After observing the JS “community” for a while and its various skirmishes I have come to the conclusion that, due to their capacity in attracting loud voices, these are the areas that JavaScript developers seem to care most about:
- Automatic Semi-colon Insertion
- eval is evil
- ES5 shimming (e.g. partial/incomplete shims)
- Browser support
- JSLint, JSHint, i.e. anything that judges your JS
- JavaScript vs. CoffeeScript
- JavaScript vs. Dart
- ES5/6 features (e.g. the fat arrow)
- Coding conventions (white-space, curly-braces)
- MV* frameworks (Backbone, AngularJS, Knockout, Ember, etc.*1000)
- Node.js
- Millisecond performance differences
- OLD: jQuery vs. Dojo vs. YUI vs. Prototype vs. Mootools vs. ExtJS
- OLD: Native prototype augmentation
To clarify, there are a lot of really valuable discussions that occur surrounding the above topics, but there is also a lot of passionate rhetoric defending various sides with little basis in fact or pragmatism.
On the other side of the coin we have areas that are still cared about but are rarely fought over with such passion and rhetoric:
- Minification tools
- JavaScript engines
- Build tools
- Web inspectors / profilers
- API naming conventions
- …
Somewhere in between these two extremities lies AMD.
This is just an obvervation… and I thought it worth posting. Did I miss anything?
Thanks for reading! Please share your thoughts with me on Twitter. Have a great day!
I feel the fact that neither testing nor application design appears on the list should be of concern to the community.
No skirmishes over tooling? Clearly you haven’t met me yet! 😉
“Somewhere in between these two extremities lies AMD.”

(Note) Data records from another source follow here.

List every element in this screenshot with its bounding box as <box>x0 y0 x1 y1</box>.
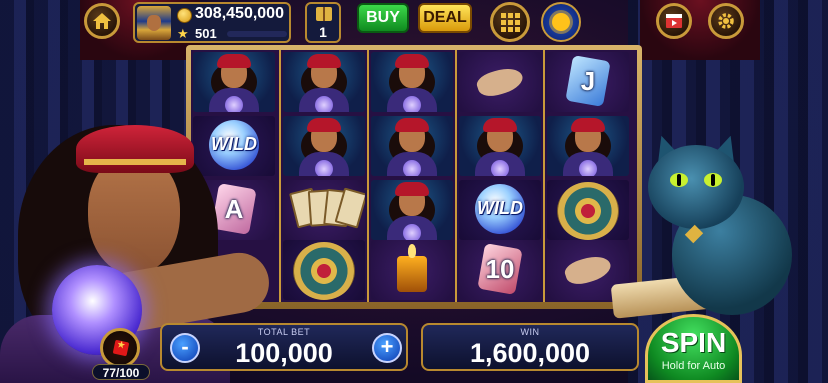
card-letter: 10 <box>485 254 515 284</box>
bonus-count: 1 <box>319 24 327 40</box>
total-bet-panel: TOTAL BET - 100,000 + <box>160 323 408 371</box>
win-label: WIN <box>520 327 540 337</box>
settings-button[interactable] <box>708 3 744 39</box>
grid-icon <box>500 12 520 32</box>
player-balance-panel: 308,450,000 ★ 501 <box>133 2 291 43</box>
bonus-collect-button[interactable]: 1 <box>305 2 341 43</box>
xp-bar <box>227 31 287 37</box>
meter-progress-text: 77/100 <box>92 364 150 380</box>
bonus-meter[interactable]: 77/100 <box>92 328 150 380</box>
sun-icon <box>552 13 570 31</box>
zodiac-amulet-symbol <box>283 240 365 300</box>
fortune-teller-symbol <box>459 116 541 176</box>
daily-bonus-button[interactable] <box>541 2 581 42</box>
palm-hand-symbol <box>459 52 541 112</box>
home-button[interactable] <box>84 3 120 39</box>
gem-ten-symbol: 10 <box>459 240 541 300</box>
fortune-teller-symbol <box>283 116 365 176</box>
win-panel: WIN 1,600,000 <box>421 323 639 371</box>
win-value: 1,600,000 <box>469 338 591 368</box>
deal-button[interactable]: DEAL <box>418 3 472 33</box>
games-menu-button[interactable] <box>490 2 530 42</box>
meter-ring <box>100 328 140 368</box>
tarot-cards-symbol <box>283 180 365 240</box>
decrease-bet-button[interactable]: - <box>170 333 200 363</box>
video-button[interactable] <box>656 3 692 39</box>
spin-sublabel: Hold for Auto <box>661 360 726 372</box>
reel-3 <box>367 50 455 302</box>
total-bet-value: 100,000 <box>235 338 333 368</box>
fortune-teller-symbol <box>371 52 453 112</box>
card-letter: J <box>580 66 596 96</box>
reel-2 <box>279 50 367 302</box>
fortune-teller-symbol <box>371 116 453 176</box>
gear-icon <box>718 13 734 29</box>
wild-label: WILD <box>477 198 523 218</box>
total-bet-label: TOTAL BET <box>257 327 311 337</box>
reel-4: WILD 10 <box>455 50 543 302</box>
spin-label: SPIN <box>660 327 727 358</box>
top-bar: 308,450,000 ★ 501 1 BUY DEAL <box>0 0 828 46</box>
dice-icon <box>112 339 130 357</box>
avatar[interactable] <box>137 6 171 40</box>
player-level: 501 <box>195 26 217 41</box>
black-cat-character <box>610 131 828 335</box>
coin-balance: 308,450,000 <box>195 5 284 22</box>
gift-icon <box>316 7 332 21</box>
candle-symbol <box>371 240 453 300</box>
home-icon <box>93 13 111 29</box>
fortune-teller-symbol <box>371 180 453 240</box>
wild-symbol: WILD <box>459 180 541 240</box>
fortune-teller-symbol <box>283 52 365 112</box>
star-icon: ★ <box>177 26 189 41</box>
increase-bet-button[interactable]: + <box>372 333 402 363</box>
buy-button[interactable]: BUY <box>357 3 409 33</box>
clapperboard-icon <box>666 14 682 28</box>
coin-icon <box>177 8 192 23</box>
gem-j-symbol: J <box>547 52 629 112</box>
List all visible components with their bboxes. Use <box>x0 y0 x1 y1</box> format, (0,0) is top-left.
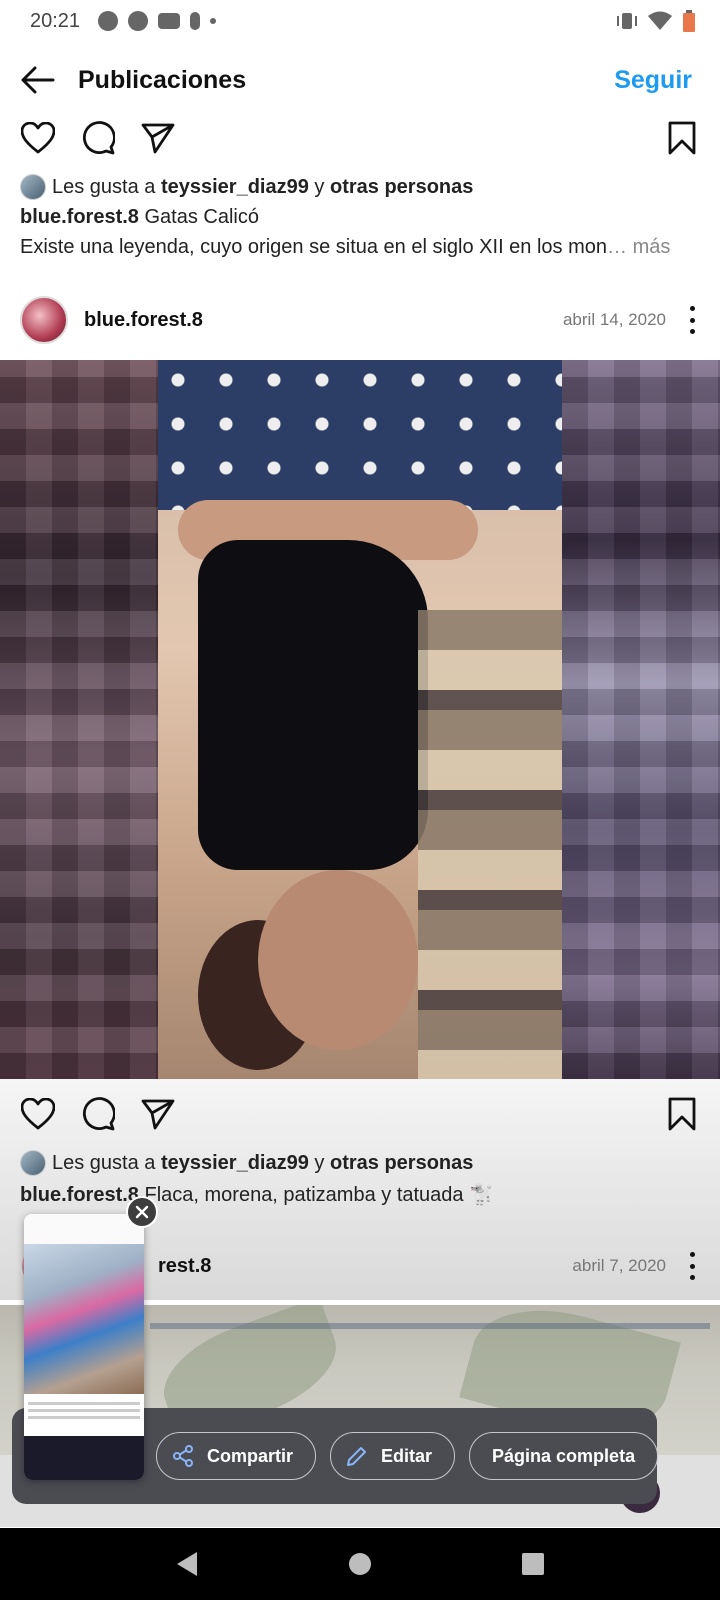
likes-others-link[interactable]: otras personas <box>330 1152 473 1175</box>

What? That seems like the most random thing you’ve ever written… It’s like taking out on washing machines and coin dryers for two paragrahs and then going “okay, and this is why light bulps give off light”.
I was like “wait, what? huh? AMD is between JSLint and minification??” AMD is a CPU/GPU/APU manufacturerer and has very little to do with the javascript communities.
Please explain yourself. I’m confused.
Lol, Martijn, not AMD the hardware company, AMD the javascript pattern. https://github.com/amdjs/amdjs-api/wiki/AMD
@Martijn:
AMD = Asynchronous Module Definition (see http://addyosmani.com/writing-modular-js/)
I would definitely say there’s a lot of discussion around Modules and how to define/load. Some people ridicule the JS community for this but i think it’s a sign that the language is maturing. JS apps in general have a sync/async complexity that some other areas lack, that’s why it took us longer to get here and we will see more discussion before we’re finished.
Martijin: Agree.. and as a side note, JS definitely runs faster on Intel!
What about CommonJS?
Kelvin: between minification and Nvidia, so not worth mentioning.
Closures, anon functions, craptastic MVC implementations and coding at a monkey level but not caring about it because the minify-GOD will make it good, you left those out. Oh, and node.js, because that is V8 and that’s like assembler for the web and stuff…
Martijn: AMD is also the acronym for Asynchronous Module Definition, which is mostly used in RequireJS. See requirejs.org/docs/whyamd.html for more information.
There is somewhat of a discussion going on, esp. about AMD vs. CommonJS or whatever, although I think it has calmed down a bit. I didn’t really follow it at the time.
@Martijn You gave me a great laugh.
And for all this arguing about what color stripes every JS dev has, the only thing that REALLY matters to me is that Javascript remains a pain in the butt to test and debug compared to almost any other modern language. At least Chrome keeps getting better and better dev tools, but it’s still a long way off from a real IDE.
So even AMD I think falls into the flame war category. This is a pretty epic thread on the matter https://github.com/h5bp/html5-boilerplate/issues/28
I got one for the second or middle category: embedding of 3rd party Javascript, i.e. “widget based” web pages.
I think this is often overseen and passed off to the ditch of the trivial (in contrast to automatic semi-colon insertion). I mean, who doesn’t think it’s pretty natural to add a WhateverConvenientService button to your site these days? But the mechanism of said addition is done pretty much ad-hoc onver and over. Possible issues are asynchronous loading, not interfering with neighbouring embedees, versioning, what the embed code should look like, etc. There are libraries starting to emerge for this – see for example http://lightningjs.com/. Also I have written a blog post about it: http://www.shootitlive.com/2012/07/developing-an-embeddable-javascript-widget/
But – I’d like to see web standards for this – since it’s becoming such a common practice.